January 08, 2003

And so it begins

It is 1919, and the most hellish war the world has ever seen has drawn to a close. An entire generation of young men have been sacrificed on the bloody altars of Plague, Nerve Gas, Trench Warfare, and most of all, Politics. In Louis XIV's palace, the Big Four sign a piece of paper. Peace and prosperity return.

It is 1923, and Germany lies exhausted and drained, broken by the punitive terms of the Versailles Treaty. The mark is worth less then one one-hundredth of a cent; children use bundles of bills as building blocks in the street. A frustrated painter rises to the top of an obscure political party and launches a revolution from a beer-hall. He fails, and spends the next two years recounting His Struggle from his prison cell.

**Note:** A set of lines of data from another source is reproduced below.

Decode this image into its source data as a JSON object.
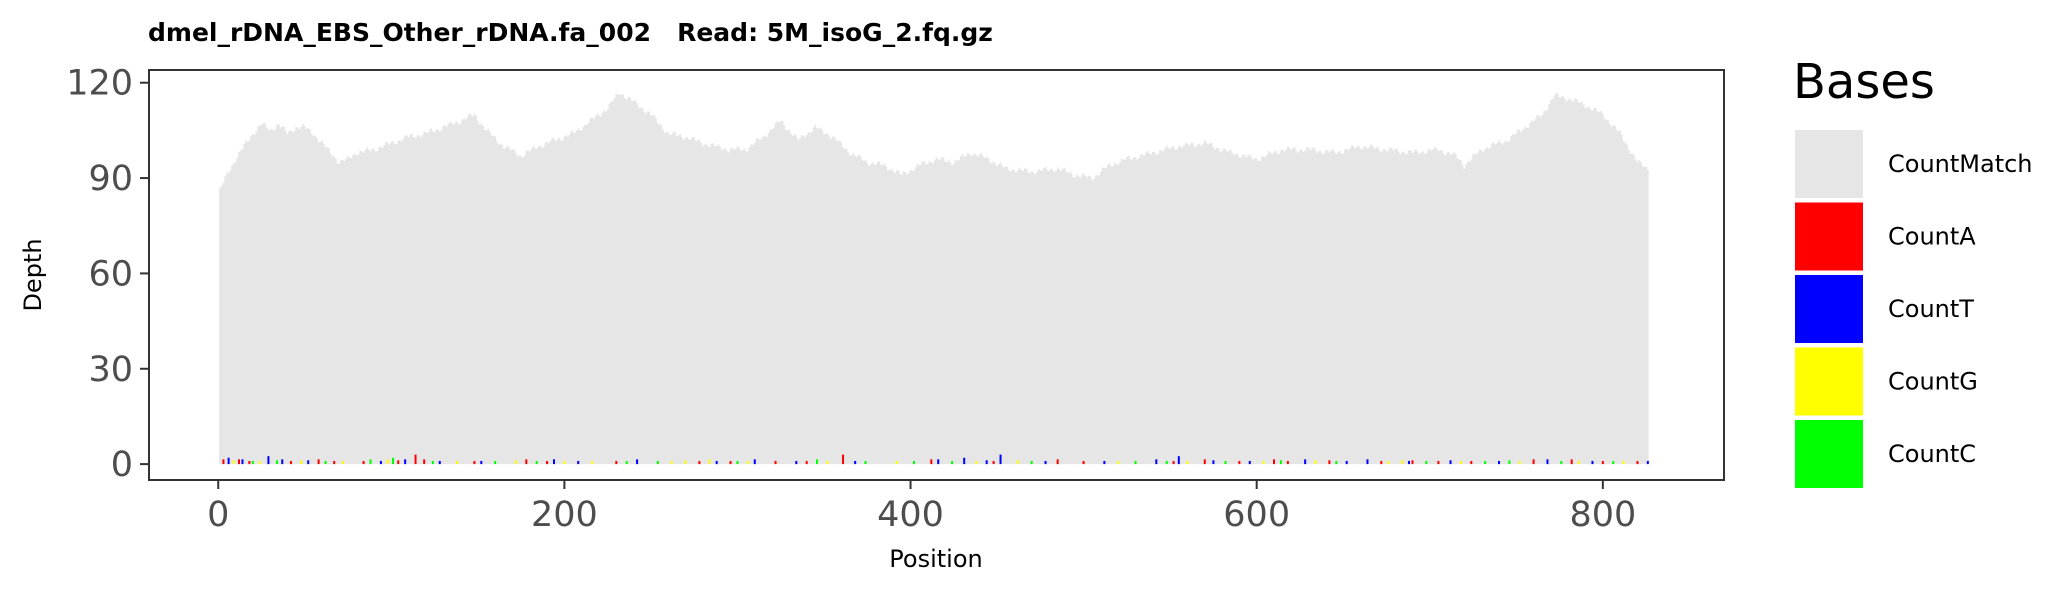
{
  "chart_data": {
    "type": "bar",
    "title": "dmel_rDNA_EBS_Other_rDNA.fa_002   Read: 5M_isoG_2.fq.gz",
    "xlabel": "Position",
    "ylabel": "Depth",
    "xlim": [
      -40,
      870
    ],
    "ylim": [
      -5,
      124
    ],
    "x_ticks": [
      0,
      200,
      400,
      600,
      800
    ],
    "y_ticks": [
      0,
      30,
      60,
      90,
      120
    ],
    "grid": false,
    "legend": {
      "title": "Bases",
      "placement": "right",
      "entries": [
        {
          "label": "CountMatch",
          "color": "#e6e6e6"
        },
        {
          "label": "CountA",
          "color": "#ff0000"
        },
        {
          "label": "CountT",
          "color": "#0000ff"
        },
        {
          "label": "CountG",
          "color": "#ffff00"
        },
        {
          "label": "CountC",
          "color": "#00ff00"
        }
      ]
    },
    "series": [
      {
        "name": "CountMatch",
        "color": "#e6e6e6",
        "profile": [
          [
            1,
            86
          ],
          [
            5,
            91
          ],
          [
            10,
            96
          ],
          [
            15,
            100
          ],
          [
            20,
            104
          ],
          [
            25,
            107
          ],
          [
            30,
            105
          ],
          [
            35,
            107
          ],
          [
            40,
            104
          ],
          [
            45,
            106
          ],
          [
            50,
            106
          ],
          [
            55,
            104
          ],
          [
            60,
            101
          ],
          [
            65,
            98
          ],
          [
            70,
            95
          ],
          [
            75,
            96
          ],
          [
            80,
            98
          ],
          [
            90,
            99
          ],
          [
            100,
            101
          ],
          [
            110,
            103
          ],
          [
            120,
            104
          ],
          [
            130,
            106
          ],
          [
            140,
            108
          ],
          [
            148,
            110
          ],
          [
            155,
            105
          ],
          [
            165,
            100
          ],
          [
            175,
            97
          ],
          [
            185,
            100
          ],
          [
            195,
            102
          ],
          [
            205,
            104
          ],
          [
            215,
            108
          ],
          [
            225,
            112
          ],
          [
            232,
            117
          ],
          [
            240,
            114
          ],
          [
            250,
            110
          ],
          [
            260,
            104
          ],
          [
            270,
            103
          ],
          [
            280,
            101
          ],
          [
            295,
            99
          ],
          [
            305,
            99
          ],
          [
            315,
            103
          ],
          [
            325,
            108
          ],
          [
            335,
            102
          ],
          [
            345,
            106
          ],
          [
            355,
            103
          ],
          [
            365,
            98
          ],
          [
            375,
            95
          ],
          [
            385,
            94
          ],
          [
            395,
            91
          ],
          [
            405,
            94
          ],
          [
            415,
            96
          ],
          [
            425,
            95
          ],
          [
            435,
            98
          ],
          [
            445,
            96
          ],
          [
            455,
            93
          ],
          [
            470,
            92
          ],
          [
            485,
            93
          ],
          [
            495,
            91
          ],
          [
            505,
            90
          ],
          [
            515,
            94
          ],
          [
            525,
            96
          ],
          [
            540,
            98
          ],
          [
            555,
            100
          ],
          [
            570,
            101
          ],
          [
            585,
            98
          ],
          [
            600,
            96
          ],
          [
            615,
            99
          ],
          [
            630,
            99
          ],
          [
            645,
            98
          ],
          [
            660,
            100
          ],
          [
            675,
            99
          ],
          [
            690,
            98
          ],
          [
            705,
            99
          ],
          [
            715,
            97
          ],
          [
            720,
            94
          ],
          [
            730,
            99
          ],
          [
            745,
            102
          ],
          [
            755,
            106
          ],
          [
            765,
            110
          ],
          [
            772,
            116
          ],
          [
            780,
            115
          ],
          [
            790,
            113
          ],
          [
            800,
            110
          ],
          [
            810,
            104
          ],
          [
            820,
            95
          ],
          [
            826,
            93
          ]
        ]
      },
      {
        "name": "CountA",
        "color": "#ff0000",
        "bars": [
          [
            3,
            1.5
          ],
          [
            12,
            1.5
          ],
          [
            18,
            1
          ],
          [
            42,
            1
          ],
          [
            58,
            1.5
          ],
          [
            67,
            1
          ],
          [
            84,
            1
          ],
          [
            104,
            1.2
          ],
          [
            114,
            3
          ],
          [
            119,
            1.5
          ],
          [
            148,
            1
          ],
          [
            178,
            1.5
          ],
          [
            190,
            1
          ],
          [
            230,
            1
          ],
          [
            278,
            1
          ],
          [
            296,
            1
          ],
          [
            322,
            1
          ],
          [
            340,
            1
          ],
          [
            361,
            3
          ],
          [
            412,
            1.5
          ],
          [
            448,
            1
          ],
          [
            485,
            1.5
          ],
          [
            500,
            1
          ],
          [
            552,
            1
          ],
          [
            570,
            1.5
          ],
          [
            590,
            1
          ],
          [
            610,
            1.5
          ],
          [
            618,
            1
          ],
          [
            642,
            1.2
          ],
          [
            672,
            1
          ],
          [
            690,
            1.2
          ],
          [
            705,
            1
          ],
          [
            724,
            1
          ],
          [
            760,
            1.5
          ],
          [
            782,
            1.5
          ],
          [
            800,
            1
          ],
          [
            820,
            1
          ]
        ]
      },
      {
        "name": "CountT",
        "color": "#0000ff",
        "bars": [
          [
            6,
            2
          ],
          [
            14,
            1.5
          ],
          [
            29,
            2.5
          ],
          [
            37,
            1.5
          ],
          [
            52,
            1.2
          ],
          [
            94,
            1
          ],
          [
            108,
            1.5
          ],
          [
            128,
            1
          ],
          [
            152,
            1
          ],
          [
            194,
            1.5
          ],
          [
            208,
            1
          ],
          [
            242,
            1.5
          ],
          [
            288,
            1
          ],
          [
            310,
            1.5
          ],
          [
            334,
            1
          ],
          [
            368,
            1
          ],
          [
            416,
            1.5
          ],
          [
            431,
            2
          ],
          [
            444,
            1.2
          ],
          [
            452,
            3
          ],
          [
            478,
            1
          ],
          [
            512,
            1
          ],
          [
            542,
            1.5
          ],
          [
            555,
            2.5
          ],
          [
            575,
            1.2
          ],
          [
            596,
            1
          ],
          [
            628,
            1.5
          ],
          [
            652,
            1
          ],
          [
            664,
            1.5
          ],
          [
            688,
            1
          ],
          [
            712,
            1.2
          ],
          [
            740,
            1
          ],
          [
            768,
            1.5
          ],
          [
            794,
            1
          ],
          [
            826,
            1
          ]
        ]
      },
      {
        "name": "CountG",
        "color": "#ffff00",
        "bars": [
          [
            9,
            1.2
          ],
          [
            24,
            1
          ],
          [
            48,
            1.2
          ],
          [
            72,
            1
          ],
          [
            98,
            1.5
          ],
          [
            138,
            1
          ],
          [
            172,
            1.2
          ],
          [
            200,
            1
          ],
          [
            216,
            1
          ],
          [
            262,
            1
          ],
          [
            270,
            1.2
          ],
          [
            284,
            1.5
          ],
          [
            306,
            1
          ],
          [
            352,
            1
          ],
          [
            392,
            1
          ],
          [
            438,
            1
          ],
          [
            462,
            1.2
          ],
          [
            520,
            1
          ],
          [
            560,
            1
          ],
          [
            604,
            1
          ],
          [
            634,
            1.2
          ],
          [
            676,
            1
          ],
          [
            684,
            1.2
          ],
          [
            718,
            1
          ],
          [
            752,
            1
          ],
          [
            786,
            1
          ],
          [
            812,
            1
          ]
        ]
      },
      {
        "name": "CountC",
        "color": "#00ff00",
        "bars": [
          [
            20,
            1
          ],
          [
            34,
            1.2
          ],
          [
            62,
            1
          ],
          [
            88,
            1.5
          ],
          [
            101,
            2
          ],
          [
            124,
            1
          ],
          [
            160,
            1
          ],
          [
            184,
            1
          ],
          [
            236,
            1
          ],
          [
            254,
            1
          ],
          [
            300,
            1
          ],
          [
            346,
            1.5
          ],
          [
            374,
            1
          ],
          [
            402,
            1
          ],
          [
            424,
            1
          ],
          [
            470,
            1
          ],
          [
            530,
            1
          ],
          [
            548,
            1
          ],
          [
            582,
            1
          ],
          [
            614,
            1.2
          ],
          [
            646,
            1
          ],
          [
            698,
            1
          ],
          [
            732,
            1
          ],
          [
            746,
            1.2
          ],
          [
            776,
            1
          ],
          [
            806,
            1
          ]
        ]
      }
    ]
  }
}
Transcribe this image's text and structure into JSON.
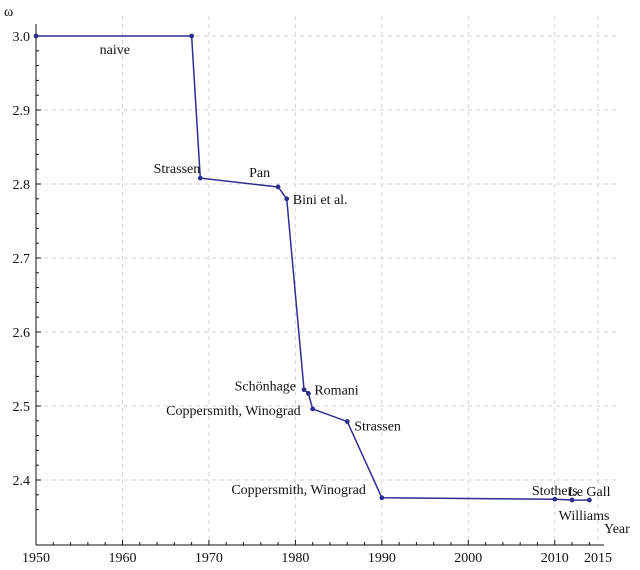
{
  "chart_data": {
    "type": "line",
    "title": "",
    "xlabel": "Year",
    "ylabel": "ω",
    "xlim": [
      1950,
      2015
    ],
    "ylim": [
      2.35,
      3.0
    ],
    "x_ticks": [
      1950,
      1960,
      1970,
      1980,
      1990,
      2000,
      2010,
      2015
    ],
    "y_ticks": [
      2.4,
      2.5,
      2.6,
      2.7,
      2.8,
      2.9,
      3.0
    ],
    "x_tick_labels": [
      "1950",
      "1960",
      "1970",
      "1980",
      "1990",
      "2000",
      "2010",
      "2015"
    ],
    "y_tick_labels": [
      "2.4",
      "2.5",
      "2.6",
      "2.7",
      "2.8",
      "2.9",
      "3.0"
    ],
    "grid": true,
    "series": [
      {
        "color": "#2e2e8f",
        "points": [
          {
            "x": 1950,
            "y": 3.0,
            "label": "",
            "label_pos": "none"
          },
          {
            "x": 1968,
            "y": 3.0,
            "label": "naive",
            "label_pos": "below-left-far"
          },
          {
            "x": 1969,
            "y": 2.808,
            "label": "Strassen",
            "label_pos": "above-left"
          },
          {
            "x": 1978,
            "y": 2.796,
            "label": "Pan",
            "label_pos": "above-left"
          },
          {
            "x": 1979,
            "y": 2.78,
            "label": "Bini et al.",
            "label_pos": "right"
          },
          {
            "x": 1981,
            "y": 2.522,
            "label": "Schönhage",
            "label_pos": "left"
          },
          {
            "x": 1981.5,
            "y": 2.517,
            "label": "Romani",
            "label_pos": "right"
          },
          {
            "x": 1982,
            "y": 2.496,
            "label": "Coppersmith, Winograd",
            "label_pos": "left"
          },
          {
            "x": 1986,
            "y": 2.479,
            "label": "Strassen",
            "label_pos": "right"
          },
          {
            "x": 1990,
            "y": 2.376,
            "label": "Coppersmith, Winograd",
            "label_pos": "above-left"
          },
          {
            "x": 2010,
            "y": 2.374,
            "label": "Stothers",
            "label_pos": "above"
          },
          {
            "x": 2012,
            "y": 2.3729,
            "label": "Williams",
            "label_pos": "below"
          },
          {
            "x": 2014,
            "y": 2.3728639,
            "label": "Le Gall",
            "label_pos": "above"
          }
        ]
      }
    ]
  }
}
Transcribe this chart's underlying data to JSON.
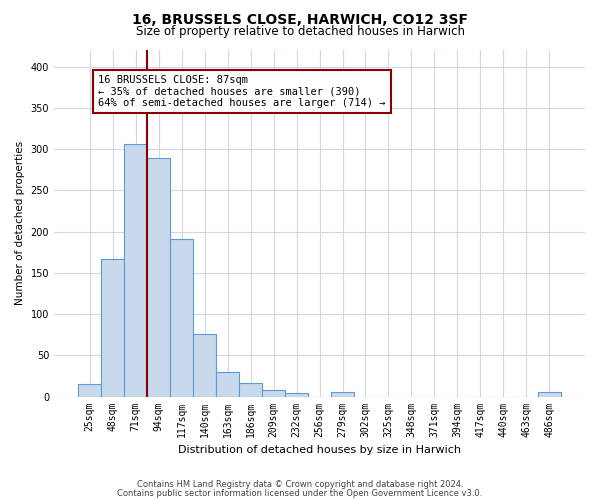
{
  "title": "16, BRUSSELS CLOSE, HARWICH, CO12 3SF",
  "subtitle": "Size of property relative to detached houses in Harwich",
  "xlabel": "Distribution of detached houses by size in Harwich",
  "ylabel": "Number of detached properties",
  "bin_labels": [
    "25sqm",
    "48sqm",
    "71sqm",
    "94sqm",
    "117sqm",
    "140sqm",
    "163sqm",
    "186sqm",
    "209sqm",
    "232sqm",
    "256sqm",
    "279sqm",
    "302sqm",
    "325sqm",
    "348sqm",
    "371sqm",
    "394sqm",
    "417sqm",
    "440sqm",
    "463sqm",
    "486sqm"
  ],
  "bar_values": [
    15,
    167,
    306,
    289,
    191,
    76,
    30,
    17,
    8,
    4,
    0,
    5,
    0,
    0,
    0,
    0,
    0,
    0,
    0,
    0,
    5
  ],
  "bar_color": "#c9d9ec",
  "bar_edgecolor": "#5b9bd5",
  "vline_color": "#8b0000",
  "annotation_text": "16 BRUSSELS CLOSE: 87sqm\n← 35% of detached houses are smaller (390)\n64% of semi-detached houses are larger (714) →",
  "annotation_box_edgecolor": "#8b0000",
  "annotation_box_facecolor": "#ffffff",
  "ylim": [
    0,
    420
  ],
  "yticks": [
    0,
    50,
    100,
    150,
    200,
    250,
    300,
    350,
    400
  ],
  "footer_line1": "Contains HM Land Registry data © Crown copyright and database right 2024.",
  "footer_line2": "Contains public sector information licensed under the Open Government Licence v3.0.",
  "background_color": "#ffffff",
  "grid_color": "#d0d8e8",
  "title_fontsize": 10,
  "subtitle_fontsize": 8.5,
  "ylabel_fontsize": 7.5,
  "xlabel_fontsize": 8,
  "tick_fontsize": 7,
  "footer_fontsize": 6,
  "annotation_fontsize": 7.5,
  "vline_x": 2.5
}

It is 1928, and the representatives of 15 countries, including Germany, Italy, Japan, France, Britain, and the United States, sign the Kellogg-Briand Pact. War is made illegal. The pact is soon accepted by every major country in the world.

It is 1929, and a bad day on the stock market becomes a world-wide depression that casts millions into abject poverty. America demands repayment of war loans from Britain and France, and pressures Germany for payment of reparations. Britain and France respond by... pressing Germany for payment of reparations.

It is January 30, 1933, and Hitler is elected Chancellor of Germany. It is February, 1933, and Hitler outlaws the German Communist Party and arrests their leaders. A new prison camp in Dachau is constructed for their confinement. It is April, 1933, and the Nationalsozialistische Deutsche Arbeiterpartei receives 43% of the vote. It is May, 1933, and the Nazi Party organizes book-burnings; thousands burn anti-German books. It is July, 1933, and trade unions are abolished along with all other political parties. America sleeps; Europe watches uneasily but lacks the resolve or interest to interfere.

It is June, 1934, and the Schutzstaffeln --- originally Hitler's bodyguard contingent, now numbering in the thousands --- coldly murder potential rivals to Hitler in the Nazi party. No one outside of Germany notices.

It is September, 1935, and the Nuremberg Race laws turn paranoid delusions into statute. Jews are stripped of their rights as human beings. No one outside of Germany notices.

It is October, 1935, and Italian troops invade Ethiopia. The impotent League of Nations lodges a protest --- after the invasion has finished. Mussolini announces a "Rome-Berlin Axis" around which Europe revolves.

It is March, 1936, and German solders return to the demilitarized zone of the Rhineland. The terms of the Versailles Treaty are broken, giving France the right to invade. France, not wishing to provoke a war, declines.

It is July, 1937, and a clash of Japanese and Chinese solders outside Peking becomes a full-scale Japanese assault. It is December, 1937, and the Japanese take the Chinese city of Nanking. 250,000 men, women and children are slaughtered in a bloodbath that lasts days. America, slumbering and stumbling under the weight of its own troubles, limits itself to sharp denunciations. The war between Japan and the forces of Chaing Kai-chek continues for several year, worrying no one.

It is March, 1938, and Germany announces their intention to unify all of the Germanic peoples under one state. Austria is absorbed into Germany without a shot being fired. It is October, 1938, and Germany invade the Sudetenland, citing persecution of Germanic Czechs.

It is November 9, 1938, the Night of Broken Glass. Thousands of Jewish storefronts are smashed, thousand of synagogues are brunt, and hundreds of Jews are killed. 30,000 Jews are arrested and sent to camps. Afterwards, Jews are forced to clean the mess and to pay a $400,000,000 fine. No one outside of Germany notices.

It is March, 1939, and Germany takes the rest of Czechoslovakia. The world holds its breath.

It is August, 1939, and Russia signs a non-aggression pact with Germany. It is September, 1939, and Germany invades Poland. Poland collapses under the lightning-fast German advance. Britain, France, Australia, and New Zealand declare war on Germany. Russia appears to demand its share as it invaded Poland two weeks later; Poland is divided between the two invading armies. Britain lands troops on the north of France, but the Allies fight the "phony war" solely with strongly-worded proclamations.

It is November, 1939, and Hitler escapes an assassination attempt miraculously unharmed.

 

It is December 24, 1939, and you receive a telegram. You have one week to get to Portland, Maine.

Posted by jon at January 8, 2003 12:09 PM
Comments

"An entire generation of young men have been sacrificed on the bloody altars of Plague, Nerve Gas, Trench Warfare, and most of all, Politics."

Even more than Politics, it seems, it was driven by Racism. I have been recently struck by just how much people writing before the First World War interpreted everything in light of "national characters", and the superior grit and virtue of the British Race over the greedy German Race, or the decadent French, or vice versa or what have you. When the war started, it seems like everybody was just spoiling for a fight.

It almost seems like it took the Great War to get people to stop looking at things that way.